An Insurer of an at-fault driver (“Belair”) was entitled to deduct from the award against its Insured the amount of benefits to which the Plaintiff (“Wong”) would have been entitled to receive pursuant to legislation providing for the payment of such benefits on a no-fault basis

22. April 2005 0

Wong v. Luong, [2005] B.C.J. No. 919, British Columbia Supreme Court

Wong was in a motor vehicle accident on October 19, 1999. Section 25 of the Insurance (Motor Vehicle) Act, R.S.B.C. 1996, c. 231, provided that a person who has a claim for damages and “who receives or is entitled to receive benefits respecting the claim”, is deemed to have released the claim to the extent of the benefits. “Benefits” under section 25 are defined to include accident insurance benefits similar to those described in Part 6 of the Insurance Act that are provided under a contract or plan of automobile insurance “wherever issued or in effect.” Belair took the position that the special damages and future care costs awarded to Wong should be deducted from the award against Belair’s Insured pursuant to section 25 of the Insurance (Motor Vehicle) Act.

Wong argued that section 25 applied only to ICBC and did not apply to Belair, an Ontario Insurer. The court rejected this argument noting that the Act specifically applied to contracts and plans of automobile insurance “wherever issued or in effect”.

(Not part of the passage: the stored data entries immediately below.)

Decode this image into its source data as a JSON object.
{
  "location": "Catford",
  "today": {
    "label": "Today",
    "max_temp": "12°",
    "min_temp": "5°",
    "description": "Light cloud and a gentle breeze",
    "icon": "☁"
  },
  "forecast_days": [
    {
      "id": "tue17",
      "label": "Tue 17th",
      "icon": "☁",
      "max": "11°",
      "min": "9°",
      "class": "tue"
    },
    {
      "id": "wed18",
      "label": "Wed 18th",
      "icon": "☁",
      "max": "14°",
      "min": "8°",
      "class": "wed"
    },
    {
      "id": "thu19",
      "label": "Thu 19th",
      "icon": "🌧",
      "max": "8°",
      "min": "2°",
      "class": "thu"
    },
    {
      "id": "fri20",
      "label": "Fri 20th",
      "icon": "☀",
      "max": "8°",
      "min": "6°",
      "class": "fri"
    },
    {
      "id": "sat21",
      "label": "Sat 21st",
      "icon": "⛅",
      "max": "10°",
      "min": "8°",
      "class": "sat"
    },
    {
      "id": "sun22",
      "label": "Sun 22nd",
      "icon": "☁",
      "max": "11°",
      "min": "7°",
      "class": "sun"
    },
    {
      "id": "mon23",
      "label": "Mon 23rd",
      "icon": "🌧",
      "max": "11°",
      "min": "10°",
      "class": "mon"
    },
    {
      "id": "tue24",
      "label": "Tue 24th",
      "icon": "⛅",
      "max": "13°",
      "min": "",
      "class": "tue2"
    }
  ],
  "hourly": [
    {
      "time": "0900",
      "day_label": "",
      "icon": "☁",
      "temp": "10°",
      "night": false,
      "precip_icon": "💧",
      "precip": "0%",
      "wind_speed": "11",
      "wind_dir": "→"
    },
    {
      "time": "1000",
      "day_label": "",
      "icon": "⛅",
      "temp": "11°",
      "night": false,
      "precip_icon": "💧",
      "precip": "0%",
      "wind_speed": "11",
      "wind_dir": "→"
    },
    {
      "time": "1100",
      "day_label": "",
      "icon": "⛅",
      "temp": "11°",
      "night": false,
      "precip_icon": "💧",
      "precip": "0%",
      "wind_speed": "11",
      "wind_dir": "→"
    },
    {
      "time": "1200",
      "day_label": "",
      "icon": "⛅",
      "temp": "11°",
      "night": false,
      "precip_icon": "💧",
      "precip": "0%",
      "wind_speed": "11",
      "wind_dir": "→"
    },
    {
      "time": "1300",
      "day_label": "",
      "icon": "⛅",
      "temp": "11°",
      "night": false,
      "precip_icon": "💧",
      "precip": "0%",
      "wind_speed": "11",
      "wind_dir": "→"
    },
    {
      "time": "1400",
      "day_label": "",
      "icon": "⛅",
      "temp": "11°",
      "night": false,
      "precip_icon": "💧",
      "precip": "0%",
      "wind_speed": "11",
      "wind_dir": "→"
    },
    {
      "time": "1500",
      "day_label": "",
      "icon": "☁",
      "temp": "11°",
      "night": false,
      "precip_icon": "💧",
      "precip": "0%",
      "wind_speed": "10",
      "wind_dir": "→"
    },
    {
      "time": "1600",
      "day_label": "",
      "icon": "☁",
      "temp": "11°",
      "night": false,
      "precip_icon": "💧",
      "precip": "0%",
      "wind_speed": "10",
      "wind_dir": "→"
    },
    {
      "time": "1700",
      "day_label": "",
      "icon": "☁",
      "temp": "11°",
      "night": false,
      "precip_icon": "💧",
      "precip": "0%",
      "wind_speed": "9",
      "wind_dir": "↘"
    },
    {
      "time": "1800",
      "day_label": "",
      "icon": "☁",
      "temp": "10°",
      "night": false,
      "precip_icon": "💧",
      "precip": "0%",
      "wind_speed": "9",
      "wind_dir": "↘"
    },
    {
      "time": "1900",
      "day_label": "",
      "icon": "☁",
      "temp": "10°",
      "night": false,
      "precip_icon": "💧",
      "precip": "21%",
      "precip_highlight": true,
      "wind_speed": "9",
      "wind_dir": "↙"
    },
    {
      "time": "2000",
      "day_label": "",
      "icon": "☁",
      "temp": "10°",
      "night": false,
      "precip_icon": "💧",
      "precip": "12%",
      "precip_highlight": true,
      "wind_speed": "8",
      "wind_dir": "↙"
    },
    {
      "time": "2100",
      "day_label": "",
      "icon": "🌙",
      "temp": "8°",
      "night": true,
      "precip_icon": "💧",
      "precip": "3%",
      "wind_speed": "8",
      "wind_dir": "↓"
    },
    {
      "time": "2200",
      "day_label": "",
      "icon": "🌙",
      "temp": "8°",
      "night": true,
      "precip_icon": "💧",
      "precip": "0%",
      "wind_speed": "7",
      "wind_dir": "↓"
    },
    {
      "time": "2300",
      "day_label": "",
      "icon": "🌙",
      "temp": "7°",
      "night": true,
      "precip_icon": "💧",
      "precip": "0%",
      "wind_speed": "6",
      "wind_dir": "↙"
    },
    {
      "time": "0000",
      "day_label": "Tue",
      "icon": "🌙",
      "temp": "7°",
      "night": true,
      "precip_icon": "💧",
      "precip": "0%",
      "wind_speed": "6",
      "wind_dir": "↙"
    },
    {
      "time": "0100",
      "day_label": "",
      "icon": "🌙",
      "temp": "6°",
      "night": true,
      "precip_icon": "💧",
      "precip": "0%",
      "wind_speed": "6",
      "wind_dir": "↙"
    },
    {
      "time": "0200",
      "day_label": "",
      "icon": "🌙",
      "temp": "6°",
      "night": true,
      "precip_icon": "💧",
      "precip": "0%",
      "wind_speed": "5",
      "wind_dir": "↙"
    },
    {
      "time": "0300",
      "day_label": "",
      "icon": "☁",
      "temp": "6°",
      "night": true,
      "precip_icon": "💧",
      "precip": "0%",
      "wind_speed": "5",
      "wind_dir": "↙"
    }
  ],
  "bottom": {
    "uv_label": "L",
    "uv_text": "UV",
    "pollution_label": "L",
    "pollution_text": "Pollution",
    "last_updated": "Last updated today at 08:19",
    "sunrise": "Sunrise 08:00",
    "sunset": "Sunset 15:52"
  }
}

Wong further argued that, at the time of the judgment, there was no amount “payable for benefits” referred to in subsection 25(1) because Wong had released ICBC from all liability for such benefits. The court reviewed the release and noted that it was clear that Wong received consideration from ICBC for releasing his Part 7 claims arising from the October 1999 accident, although the consideration was not quantified. The court noted that to accept Wong’s position would allow him some unquantified double recovery and the possible avoidance of liability for Part 7 benefits by ICBC at the expense of a stranger to their agreement. The court reviewed the case of Cole v. Smith (26 November 2002) Vancouver B994062 (B.C.S.C.) where the court ruled that a release of Part 7 benefits given by a Plaintiff could not avoid a deduction from the judgment. The court further noted that section 24(4) referred to the amount of benefits paid, or “to which the claimant is or would have been entitled”. The court held that if Wong did in fact release his entitlement to benefits, they were still benefits to which he “would have been entitled” and as such, the legislation required them to be deducted from the award.

The court found that the special damages for prescription medication, chiropractic treatment and ambulance service and the future care costs for medication were clearly benefits that would have been payable to Wong under Part 7 and were therefore deductible under section 25. As well, the court accepted case law submitted by Belair as establishing that travelling expenses for medical attention, massage treatments, the cost of the pain clinic and psychological counselling were also deductible under section 25 as Part 7 benefits payable pursuant to the Regulations.

In the result, Belair was entitled to deduct from the judgment against its Insured the amount of $46,516.17.